In Muskogee, Oklahoma, the question was posed to Senator Tom Coburn, who said that while he called Obama a “personal friend,” he considered the administration to be lawless and incompetent, and “getting perilously close” to impeachability. In Conroe, Texas, Senator Ted Cruz said a query about impeachment was “a good question,” but just not realistic; he later told National Review, “That’s not a fight we have a prospect of winning.”
The impeachment activists are undeterred by the lawmakers’ reluctance, however. The website overpasses.org records impeachment “rallies” -- often a few people with posters waving at highway traffic from above -- in 17 states.

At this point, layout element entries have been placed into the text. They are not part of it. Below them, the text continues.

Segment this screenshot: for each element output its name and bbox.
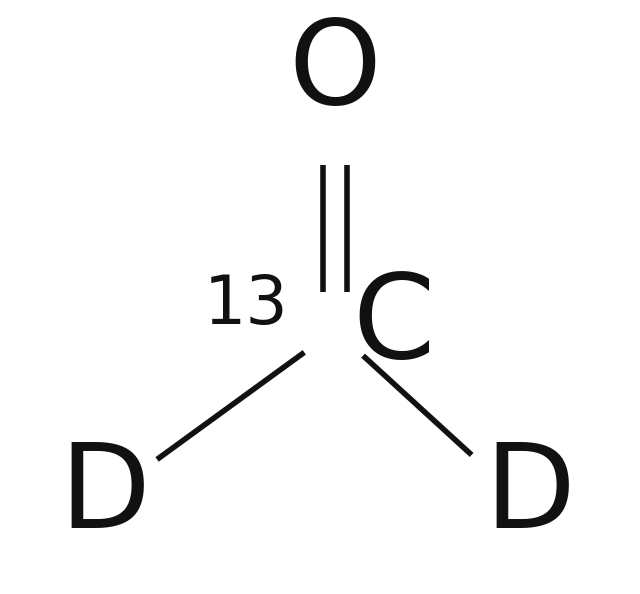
- Text: 13: 13: [204, 272, 288, 338]
- Text: C: C: [352, 267, 435, 383]
- Text: D: D: [60, 438, 150, 552]
- Text: D: D: [484, 438, 575, 552]
- Text: O: O: [289, 14, 381, 129]
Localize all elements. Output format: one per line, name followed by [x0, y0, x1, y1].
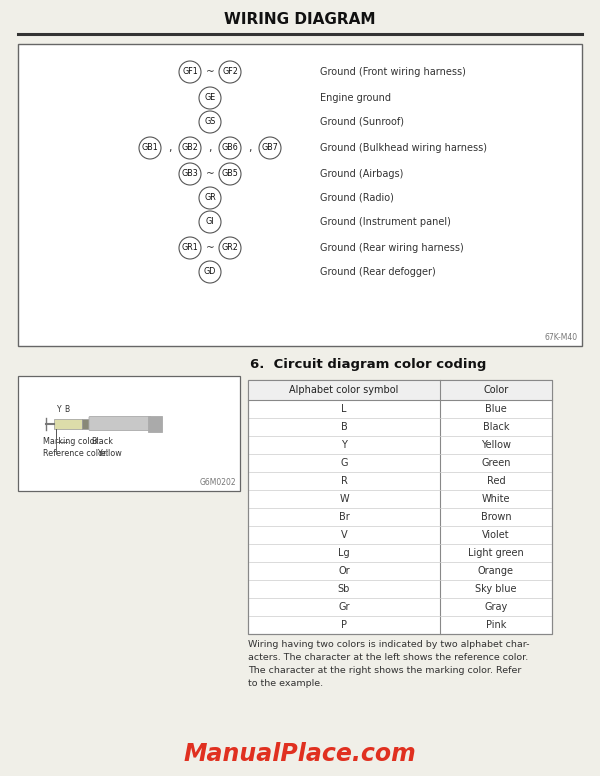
Text: Alphabet color symbol: Alphabet color symbol [289, 385, 398, 395]
Text: GF2: GF2 [222, 68, 238, 77]
Circle shape [179, 163, 201, 185]
Text: Sb: Sb [338, 584, 350, 594]
Text: Pink: Pink [486, 620, 506, 630]
Text: G6M0202: G6M0202 [199, 478, 236, 487]
Text: B: B [341, 422, 347, 432]
Text: ManualPlace.com: ManualPlace.com [184, 742, 416, 766]
Text: GB1: GB1 [142, 144, 158, 153]
Text: Engine ground: Engine ground [320, 93, 391, 103]
Text: Gray: Gray [484, 602, 508, 612]
Text: GB5: GB5 [221, 169, 238, 178]
Text: Blue: Blue [485, 404, 507, 414]
Text: Wiring having two colors is indicated by two alphabet char-
acters. The characte: Wiring having two colors is indicated by… [248, 640, 530, 688]
Circle shape [199, 187, 221, 209]
Text: Or: Or [338, 566, 350, 576]
Text: Black: Black [483, 422, 509, 432]
Circle shape [179, 137, 201, 159]
Circle shape [219, 61, 241, 83]
Circle shape [199, 261, 221, 283]
Text: Red: Red [487, 476, 505, 486]
Text: Br: Br [338, 512, 349, 522]
FancyBboxPatch shape [18, 376, 240, 491]
FancyBboxPatch shape [54, 418, 82, 428]
Text: ~: ~ [206, 243, 214, 253]
Text: Ground (Sunroof): Ground (Sunroof) [320, 117, 404, 127]
Text: Light green: Light green [468, 548, 524, 558]
Text: ,: , [248, 143, 251, 153]
Text: GB3: GB3 [182, 169, 199, 178]
Text: Ground (Rear defogger): Ground (Rear defogger) [320, 267, 436, 277]
Text: GB7: GB7 [262, 144, 278, 153]
Text: Ground (Rear wiring harness): Ground (Rear wiring harness) [320, 243, 464, 253]
Circle shape [179, 237, 201, 259]
Text: Lg: Lg [338, 548, 350, 558]
Text: GI: GI [206, 217, 214, 227]
Circle shape [219, 137, 241, 159]
Text: GR2: GR2 [221, 244, 238, 252]
Circle shape [199, 87, 221, 109]
FancyBboxPatch shape [18, 44, 582, 346]
Text: Reference color:: Reference color: [43, 449, 109, 458]
Text: Gr: Gr [338, 602, 350, 612]
Text: ~: ~ [206, 169, 214, 179]
Circle shape [219, 163, 241, 185]
Circle shape [219, 237, 241, 259]
Text: GE: GE [205, 93, 215, 102]
Text: V: V [341, 530, 347, 540]
Text: Violet: Violet [482, 530, 510, 540]
Text: ,: , [169, 143, 172, 153]
Text: B: B [64, 404, 70, 414]
Text: GB2: GB2 [182, 144, 199, 153]
Text: Brown: Brown [481, 512, 511, 522]
Text: Y: Y [341, 440, 347, 450]
FancyBboxPatch shape [82, 418, 90, 428]
Text: ,: , [208, 143, 212, 153]
Text: WIRING DIAGRAM: WIRING DIAGRAM [224, 12, 376, 27]
Text: Ground (Front wiring harness): Ground (Front wiring harness) [320, 67, 466, 77]
Text: ~: ~ [206, 67, 214, 77]
Text: 6.  Circuit diagram color coding: 6. Circuit diagram color coding [250, 358, 487, 371]
Text: White: White [482, 494, 510, 504]
Text: L: L [341, 404, 347, 414]
Text: R: R [341, 476, 347, 486]
Circle shape [139, 137, 161, 159]
Circle shape [259, 137, 281, 159]
Text: 67K-M40: 67K-M40 [545, 333, 578, 342]
Text: G: G [340, 458, 348, 468]
Text: GR: GR [204, 193, 216, 203]
Circle shape [179, 61, 201, 83]
Text: Ground (Instrument panel): Ground (Instrument panel) [320, 217, 451, 227]
FancyBboxPatch shape [89, 417, 151, 431]
Text: GR1: GR1 [182, 244, 199, 252]
Text: GF1: GF1 [182, 68, 198, 77]
Text: Black: Black [91, 437, 113, 446]
FancyBboxPatch shape [248, 380, 552, 400]
Circle shape [199, 211, 221, 233]
Text: Yellow: Yellow [97, 449, 122, 458]
Text: Green: Green [481, 458, 511, 468]
FancyBboxPatch shape [148, 415, 162, 431]
Text: Y: Y [56, 404, 61, 414]
FancyBboxPatch shape [248, 380, 552, 634]
Text: Yellow: Yellow [481, 440, 511, 450]
Text: GB6: GB6 [221, 144, 238, 153]
Text: Ground (Bulkhead wiring harness): Ground (Bulkhead wiring harness) [320, 143, 487, 153]
Text: Orange: Orange [478, 566, 514, 576]
Text: GS: GS [205, 117, 215, 126]
Text: W: W [339, 494, 349, 504]
Text: Ground (Airbags): Ground (Airbags) [320, 169, 403, 179]
Text: Ground (Radio): Ground (Radio) [320, 193, 394, 203]
Text: GD: GD [204, 268, 216, 276]
Circle shape [199, 111, 221, 133]
Text: P: P [341, 620, 347, 630]
Text: Marking color:: Marking color: [43, 437, 101, 446]
Text: Sky blue: Sky blue [475, 584, 517, 594]
Text: Color: Color [484, 385, 509, 395]
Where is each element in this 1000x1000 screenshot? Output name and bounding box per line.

This week, the movement stands to get a shot in the arm with the release of a new book, Impeachable Offenses: The Case for Removing Barack Obama From Office. Co-author Aaron Klein, a reporter for the website WorldNetDaily, says preorders of the book by retailers and book clubs were “approaching six figures” prior to its release Tuesday, and the publisher plans to deliver copies to the offices of members of Congress shortly after they return to Washington on September 9.
WND is known for its pursuit of the birth-certificate non-issue, but Klein, a radio host whose other books include The Manchurian President: Barack Obama's Ties to Communists, Socialists and Other Anti-American Extremists, said no space is devoted to birtherism in his book. Its aim, despite the title, is not to advocate impeachment, he claims, but to dispassionately lay out the potential grounds. “I’m trying to present the case journalistically and allow the public to decide,” he said in an interview. “I personally think, yes, there is a strong case for impeachment proceedings on multiple fronts.”

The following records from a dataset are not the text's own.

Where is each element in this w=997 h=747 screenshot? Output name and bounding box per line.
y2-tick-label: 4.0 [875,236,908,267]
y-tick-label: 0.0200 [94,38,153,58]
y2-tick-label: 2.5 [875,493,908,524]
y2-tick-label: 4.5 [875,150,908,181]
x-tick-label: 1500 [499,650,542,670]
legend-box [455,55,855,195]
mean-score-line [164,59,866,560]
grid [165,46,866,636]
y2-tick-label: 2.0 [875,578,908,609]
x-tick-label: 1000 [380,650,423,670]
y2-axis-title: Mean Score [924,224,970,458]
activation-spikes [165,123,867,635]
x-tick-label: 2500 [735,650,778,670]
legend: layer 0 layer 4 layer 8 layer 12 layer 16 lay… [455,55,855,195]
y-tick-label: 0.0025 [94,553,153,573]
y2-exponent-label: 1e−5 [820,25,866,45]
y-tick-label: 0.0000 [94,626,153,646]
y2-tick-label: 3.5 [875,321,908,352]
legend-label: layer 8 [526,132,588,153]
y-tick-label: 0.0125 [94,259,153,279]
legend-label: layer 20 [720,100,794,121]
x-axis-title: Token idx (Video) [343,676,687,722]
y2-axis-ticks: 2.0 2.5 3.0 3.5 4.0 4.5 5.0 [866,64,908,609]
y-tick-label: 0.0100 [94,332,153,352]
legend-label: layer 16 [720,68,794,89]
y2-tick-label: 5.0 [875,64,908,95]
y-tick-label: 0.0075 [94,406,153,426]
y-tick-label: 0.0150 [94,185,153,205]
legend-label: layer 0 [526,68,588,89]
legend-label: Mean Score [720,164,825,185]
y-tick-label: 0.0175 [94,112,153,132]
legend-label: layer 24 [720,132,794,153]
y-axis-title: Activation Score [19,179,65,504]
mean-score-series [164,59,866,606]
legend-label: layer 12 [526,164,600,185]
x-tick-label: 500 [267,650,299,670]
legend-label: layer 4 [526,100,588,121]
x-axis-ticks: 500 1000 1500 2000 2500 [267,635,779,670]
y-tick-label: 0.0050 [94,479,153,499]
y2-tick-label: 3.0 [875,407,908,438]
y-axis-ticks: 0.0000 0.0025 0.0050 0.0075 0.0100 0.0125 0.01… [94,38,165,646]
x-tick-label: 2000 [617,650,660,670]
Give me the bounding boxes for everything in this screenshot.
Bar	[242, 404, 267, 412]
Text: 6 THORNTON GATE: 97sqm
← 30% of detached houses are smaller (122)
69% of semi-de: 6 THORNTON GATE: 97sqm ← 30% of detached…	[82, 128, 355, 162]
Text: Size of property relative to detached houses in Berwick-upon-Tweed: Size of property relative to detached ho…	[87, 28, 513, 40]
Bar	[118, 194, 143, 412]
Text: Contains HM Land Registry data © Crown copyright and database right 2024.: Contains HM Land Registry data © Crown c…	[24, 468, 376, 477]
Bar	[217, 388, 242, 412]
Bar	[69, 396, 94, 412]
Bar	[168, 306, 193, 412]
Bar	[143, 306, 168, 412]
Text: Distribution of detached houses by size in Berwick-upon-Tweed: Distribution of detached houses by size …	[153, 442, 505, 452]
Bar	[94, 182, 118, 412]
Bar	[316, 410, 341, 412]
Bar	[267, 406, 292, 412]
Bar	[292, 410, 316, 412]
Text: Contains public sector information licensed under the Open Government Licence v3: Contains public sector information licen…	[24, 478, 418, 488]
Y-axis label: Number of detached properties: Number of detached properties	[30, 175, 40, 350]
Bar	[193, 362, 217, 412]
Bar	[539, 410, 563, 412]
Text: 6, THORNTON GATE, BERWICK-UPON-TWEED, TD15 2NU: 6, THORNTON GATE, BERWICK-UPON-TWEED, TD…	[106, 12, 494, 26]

Klein insists this is not a partisan endeavor -- he calls himself an independent and quotes the ACLU and the lefty antiwar group Code Pink in his book, which focuses on alleged overreaches of executive authority. “This is about individual liberty. It’s about the rule of law,” he said. “It’s about whether the separation of powers means anything or not.” While Klein wasn’t on the case when George W. Bush was in office, he says many of the Obama Administration’s alleged national-security offenses might have applied then, too.
For now, the impeachment movement is too fringe even for the likes of Cruz, the capitol's chief boat-rocker. But I was curious: What does Klein’s case for impeachment consist of? There’s a lot in the book, he told me, but he gave a few examples. The constitutional standard for impeachment is "Treason, Bribery, or other high Crimes and Misdemeanors." Klein's claims fall under the second two categories.

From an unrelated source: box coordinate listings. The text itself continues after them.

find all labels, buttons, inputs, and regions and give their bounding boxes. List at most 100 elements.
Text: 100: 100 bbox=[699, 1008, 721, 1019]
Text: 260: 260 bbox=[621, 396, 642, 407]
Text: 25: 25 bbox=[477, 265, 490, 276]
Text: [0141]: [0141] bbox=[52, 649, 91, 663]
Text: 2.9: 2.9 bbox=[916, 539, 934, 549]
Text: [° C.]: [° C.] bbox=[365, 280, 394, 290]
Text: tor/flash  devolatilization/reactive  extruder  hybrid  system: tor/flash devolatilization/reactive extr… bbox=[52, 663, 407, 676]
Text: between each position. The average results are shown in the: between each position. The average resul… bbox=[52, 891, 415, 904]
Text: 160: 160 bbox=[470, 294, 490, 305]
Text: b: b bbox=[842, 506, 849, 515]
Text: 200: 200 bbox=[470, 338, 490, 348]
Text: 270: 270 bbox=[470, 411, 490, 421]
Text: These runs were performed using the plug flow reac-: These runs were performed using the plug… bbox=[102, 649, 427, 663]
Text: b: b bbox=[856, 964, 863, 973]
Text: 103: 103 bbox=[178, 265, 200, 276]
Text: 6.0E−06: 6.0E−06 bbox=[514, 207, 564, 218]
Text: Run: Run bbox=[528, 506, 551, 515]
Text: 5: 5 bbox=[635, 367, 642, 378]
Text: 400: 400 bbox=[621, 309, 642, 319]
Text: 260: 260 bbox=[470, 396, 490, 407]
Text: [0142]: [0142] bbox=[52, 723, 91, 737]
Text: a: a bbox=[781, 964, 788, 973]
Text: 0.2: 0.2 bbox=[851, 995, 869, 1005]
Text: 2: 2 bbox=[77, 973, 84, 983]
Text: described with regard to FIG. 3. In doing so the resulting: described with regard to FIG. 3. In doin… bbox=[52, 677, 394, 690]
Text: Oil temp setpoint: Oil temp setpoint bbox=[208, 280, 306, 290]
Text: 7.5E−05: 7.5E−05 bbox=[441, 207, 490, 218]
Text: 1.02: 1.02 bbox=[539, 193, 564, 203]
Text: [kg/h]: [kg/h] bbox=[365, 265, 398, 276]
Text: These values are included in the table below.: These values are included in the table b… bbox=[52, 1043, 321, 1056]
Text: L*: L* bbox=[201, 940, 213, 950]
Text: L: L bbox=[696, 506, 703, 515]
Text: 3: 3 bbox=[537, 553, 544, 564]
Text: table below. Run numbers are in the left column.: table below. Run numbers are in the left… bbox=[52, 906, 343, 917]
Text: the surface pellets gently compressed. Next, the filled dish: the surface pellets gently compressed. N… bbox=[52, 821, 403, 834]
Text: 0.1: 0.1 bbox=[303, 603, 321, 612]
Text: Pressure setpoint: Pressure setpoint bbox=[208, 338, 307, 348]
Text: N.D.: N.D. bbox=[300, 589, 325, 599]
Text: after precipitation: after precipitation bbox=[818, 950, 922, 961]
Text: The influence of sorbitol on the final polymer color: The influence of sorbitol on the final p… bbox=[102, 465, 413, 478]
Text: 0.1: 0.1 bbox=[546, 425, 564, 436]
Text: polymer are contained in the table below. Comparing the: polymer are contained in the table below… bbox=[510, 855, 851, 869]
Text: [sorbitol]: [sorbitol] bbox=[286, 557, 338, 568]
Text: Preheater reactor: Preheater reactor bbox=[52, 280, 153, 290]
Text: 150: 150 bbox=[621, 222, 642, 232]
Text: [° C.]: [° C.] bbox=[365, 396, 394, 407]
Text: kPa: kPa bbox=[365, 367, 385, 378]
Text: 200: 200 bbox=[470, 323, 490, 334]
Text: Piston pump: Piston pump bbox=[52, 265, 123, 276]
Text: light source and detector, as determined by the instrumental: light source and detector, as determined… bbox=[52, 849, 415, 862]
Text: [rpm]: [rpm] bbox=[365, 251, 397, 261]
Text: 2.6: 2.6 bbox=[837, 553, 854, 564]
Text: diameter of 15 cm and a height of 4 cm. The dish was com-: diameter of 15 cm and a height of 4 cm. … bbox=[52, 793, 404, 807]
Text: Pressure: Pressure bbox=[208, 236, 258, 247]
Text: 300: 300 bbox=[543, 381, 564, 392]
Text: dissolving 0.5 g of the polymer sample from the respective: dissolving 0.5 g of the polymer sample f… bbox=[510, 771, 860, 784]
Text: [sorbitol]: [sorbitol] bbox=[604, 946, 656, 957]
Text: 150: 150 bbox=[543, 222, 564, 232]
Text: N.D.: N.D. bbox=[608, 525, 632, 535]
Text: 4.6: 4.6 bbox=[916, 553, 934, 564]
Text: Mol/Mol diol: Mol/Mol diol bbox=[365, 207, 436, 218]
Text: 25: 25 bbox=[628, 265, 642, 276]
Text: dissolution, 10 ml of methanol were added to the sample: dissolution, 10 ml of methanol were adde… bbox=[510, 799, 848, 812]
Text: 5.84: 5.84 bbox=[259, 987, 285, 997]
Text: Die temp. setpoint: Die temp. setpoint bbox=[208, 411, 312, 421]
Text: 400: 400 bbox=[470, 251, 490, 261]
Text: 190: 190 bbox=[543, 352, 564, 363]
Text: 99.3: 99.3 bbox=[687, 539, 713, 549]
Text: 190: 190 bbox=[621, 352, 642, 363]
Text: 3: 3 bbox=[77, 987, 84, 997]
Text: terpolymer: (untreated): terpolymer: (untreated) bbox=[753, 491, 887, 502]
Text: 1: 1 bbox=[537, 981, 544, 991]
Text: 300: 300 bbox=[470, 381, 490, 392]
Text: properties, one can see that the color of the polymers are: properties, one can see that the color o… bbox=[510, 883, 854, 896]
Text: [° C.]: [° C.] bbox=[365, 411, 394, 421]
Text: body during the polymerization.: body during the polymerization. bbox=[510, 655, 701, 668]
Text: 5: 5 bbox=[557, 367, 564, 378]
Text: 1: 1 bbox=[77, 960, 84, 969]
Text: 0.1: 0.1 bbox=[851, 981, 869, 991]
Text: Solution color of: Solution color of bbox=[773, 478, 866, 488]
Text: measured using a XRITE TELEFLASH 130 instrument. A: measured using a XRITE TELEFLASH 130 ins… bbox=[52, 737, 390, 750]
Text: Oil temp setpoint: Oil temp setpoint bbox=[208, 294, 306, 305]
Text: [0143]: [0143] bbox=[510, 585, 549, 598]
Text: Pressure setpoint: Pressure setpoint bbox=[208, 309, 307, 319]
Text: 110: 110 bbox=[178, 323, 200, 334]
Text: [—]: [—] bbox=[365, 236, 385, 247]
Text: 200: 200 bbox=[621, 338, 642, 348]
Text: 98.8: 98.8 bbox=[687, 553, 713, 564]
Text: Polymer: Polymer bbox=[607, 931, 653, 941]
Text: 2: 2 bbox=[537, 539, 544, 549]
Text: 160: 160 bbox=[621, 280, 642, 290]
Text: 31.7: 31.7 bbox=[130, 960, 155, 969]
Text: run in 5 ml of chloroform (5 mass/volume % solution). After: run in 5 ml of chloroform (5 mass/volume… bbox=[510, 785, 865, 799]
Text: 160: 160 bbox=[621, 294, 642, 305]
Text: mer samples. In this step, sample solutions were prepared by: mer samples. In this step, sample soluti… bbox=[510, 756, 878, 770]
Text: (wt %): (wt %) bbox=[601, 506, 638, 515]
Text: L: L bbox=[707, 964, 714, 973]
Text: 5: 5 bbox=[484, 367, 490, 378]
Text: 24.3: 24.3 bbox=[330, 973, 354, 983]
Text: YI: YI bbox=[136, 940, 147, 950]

* Obamacare: Klein describes a number of arguments involving the health-care legislation, with the crux being that Obama committed a crime against his office by bypassing Congress in some way. "An obvious response is that the healthcare legislation was upheld by the Supreme Court," he noted. "But the book reports the White House has been hard at work changing the implementation of key sections of Obamacare without Congressional oversight."